Le jeudi 22 janvier 2025 à l’Université Mercure Internationale de Conakry, la Direction des Affaires Juridiques et Contentieux de l’Electricité de Guinée EDG a organisé une conférence-débat sur le thème : « Fraude et vol d’électricité : enjeux juridiques économiques et sociaux ». La rencontre a réuni les étudiants, des juristes et plusieurs cadres de l’EDG pour discuter des pratiques frauduleuses et de leurs impacts sur le secteur énergétique guinéen.

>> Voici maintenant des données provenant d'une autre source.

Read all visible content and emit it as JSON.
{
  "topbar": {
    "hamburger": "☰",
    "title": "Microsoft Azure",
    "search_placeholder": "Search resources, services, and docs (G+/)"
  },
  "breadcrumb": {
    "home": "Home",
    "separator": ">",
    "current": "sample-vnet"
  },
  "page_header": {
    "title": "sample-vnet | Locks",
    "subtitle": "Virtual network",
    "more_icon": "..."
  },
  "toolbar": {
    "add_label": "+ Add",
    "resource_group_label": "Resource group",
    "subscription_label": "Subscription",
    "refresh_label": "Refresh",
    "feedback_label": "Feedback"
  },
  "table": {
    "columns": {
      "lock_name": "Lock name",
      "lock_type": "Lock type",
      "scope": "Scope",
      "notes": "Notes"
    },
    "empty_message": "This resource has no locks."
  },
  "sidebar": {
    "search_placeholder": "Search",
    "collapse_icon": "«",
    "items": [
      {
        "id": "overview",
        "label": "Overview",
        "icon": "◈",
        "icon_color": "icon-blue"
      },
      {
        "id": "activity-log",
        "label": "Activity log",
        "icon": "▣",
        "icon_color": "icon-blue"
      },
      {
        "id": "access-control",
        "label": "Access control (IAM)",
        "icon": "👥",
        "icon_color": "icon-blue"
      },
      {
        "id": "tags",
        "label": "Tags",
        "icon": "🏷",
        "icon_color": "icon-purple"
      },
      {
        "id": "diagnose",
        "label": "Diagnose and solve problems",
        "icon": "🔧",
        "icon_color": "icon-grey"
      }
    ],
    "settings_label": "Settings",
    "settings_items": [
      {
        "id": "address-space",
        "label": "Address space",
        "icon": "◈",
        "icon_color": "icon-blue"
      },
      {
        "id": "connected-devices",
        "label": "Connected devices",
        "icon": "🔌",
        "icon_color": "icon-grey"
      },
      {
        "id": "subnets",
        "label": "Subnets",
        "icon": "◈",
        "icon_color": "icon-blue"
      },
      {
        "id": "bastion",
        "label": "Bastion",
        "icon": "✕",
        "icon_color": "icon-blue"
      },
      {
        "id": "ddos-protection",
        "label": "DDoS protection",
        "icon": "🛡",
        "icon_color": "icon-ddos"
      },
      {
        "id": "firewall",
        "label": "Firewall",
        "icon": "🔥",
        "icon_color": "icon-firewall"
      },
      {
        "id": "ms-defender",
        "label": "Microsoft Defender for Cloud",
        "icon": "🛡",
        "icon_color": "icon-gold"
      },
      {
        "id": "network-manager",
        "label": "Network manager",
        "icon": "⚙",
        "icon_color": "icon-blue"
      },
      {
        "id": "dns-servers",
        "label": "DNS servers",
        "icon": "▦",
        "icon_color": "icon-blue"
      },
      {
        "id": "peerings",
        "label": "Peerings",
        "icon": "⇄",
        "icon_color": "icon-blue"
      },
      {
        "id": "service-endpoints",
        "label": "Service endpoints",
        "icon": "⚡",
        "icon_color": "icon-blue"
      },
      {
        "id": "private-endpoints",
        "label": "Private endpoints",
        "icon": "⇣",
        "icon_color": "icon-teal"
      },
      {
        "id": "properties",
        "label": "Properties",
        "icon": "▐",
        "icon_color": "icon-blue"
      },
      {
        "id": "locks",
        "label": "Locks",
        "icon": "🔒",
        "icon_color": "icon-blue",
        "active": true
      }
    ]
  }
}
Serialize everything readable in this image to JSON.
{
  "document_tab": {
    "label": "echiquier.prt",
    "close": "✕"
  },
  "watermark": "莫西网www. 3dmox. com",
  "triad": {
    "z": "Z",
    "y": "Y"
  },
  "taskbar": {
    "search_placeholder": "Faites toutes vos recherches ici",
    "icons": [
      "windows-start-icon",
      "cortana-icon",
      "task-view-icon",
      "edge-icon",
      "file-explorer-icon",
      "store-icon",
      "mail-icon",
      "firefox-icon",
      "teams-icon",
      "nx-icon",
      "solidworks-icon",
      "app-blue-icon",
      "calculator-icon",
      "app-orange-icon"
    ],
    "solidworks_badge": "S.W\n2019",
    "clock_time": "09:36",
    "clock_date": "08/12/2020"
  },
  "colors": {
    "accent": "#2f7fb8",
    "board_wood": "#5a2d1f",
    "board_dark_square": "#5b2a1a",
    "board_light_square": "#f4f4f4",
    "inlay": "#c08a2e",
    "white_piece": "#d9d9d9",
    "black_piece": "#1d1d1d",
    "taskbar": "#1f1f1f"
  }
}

Le directeur des affaires juridiques et contentieuses de l’EDG, Dr Yaovi Afadodan, a ouvert la séance et a animé la conférence à travers ses collaborateurs. Il a présenté EDG comme une société anonyme à capitaux publics majoritaires responsable de la production, du transport, de la distribution et de la commercialisation de l’électricité en Guinée. Il a précisé que la société fonctionne avec autonomie malgré son lien avec l’État et qu’elle assure la gestion professionnelle des infrastructures électriques. Avec ses collaborateurs, il a expliqué que l’électricité est produite par des barrages hydroélectriques et des centrales thermiques.
Lors de la présentation technique, un cadre de l’EDG est intervenu au tableau pour détailler le coût moyen de production d’un kilowattheure, estimé à 2300 francs guinéens, et le prix moyen de vente fixé par l’État à 880 francs guinéens. Il a souligné que la différence entre le coût de production et le prix de vente est supportée par l’État sous forme de subvention, ce qui représente une charge financière importante pour l’État et permet de soulager les consommateurs. Ce même cadre a précisé que la demande en électricité augmente d’environ 10 % par an, accentuant la pression sur la production et sur la gestion financière de l’EDG. Naby Camara, chef du département de la communication de l’EDG, est venu compléter ces explications, en reprenant les informations présentées et en les rendant accessibles aux participants.
Les cadres présents, sous la direction de Dr Yaovi Afadodan, ont ensuite rappelé le cadre juridique applicable au vol et à la fraude d’électricité. Ils ont mis en avant l’article 373 du Code pénal guinéen qui définit le vol comme la soustraction frauduleuse de biens d’autrui, incluant spécifiquement l’eau et l’électricité, avec des peines d’emprisonnement et d’amende. Les intervenants ont expliqué les causes principales de la fraude et du vol : bypass des compteurs, sous-abonnements et non-paiement des factures. Les conséquences sont la perte financière pour l’EDG, la surcharge du réseau, les risques d’incendie et un frein au développement économique.
La conférence, animée par le directeur et ses collaborateurs, a permis de formuler plusieurs recommandations : sensibilisation des populations, installation de compteurs prépayés, suivi régulier des abonnements et responsabilisation des utilisateurs. La séance s’est conclue par une interaction avec les étudiants, qui ont posé des questions pour mieux comprendre les enjeux juridiques, techniques et sociaux liés à la fraude et au vol d’électricité.
Cette rencontre a contribué à vulgariser l’information sur le cadre juridique et économique de l’électricité en Guinée et à renforcer la prise de conscience des jeunes sur les bonnes pratiques de consommation et de paiement de l’électricité.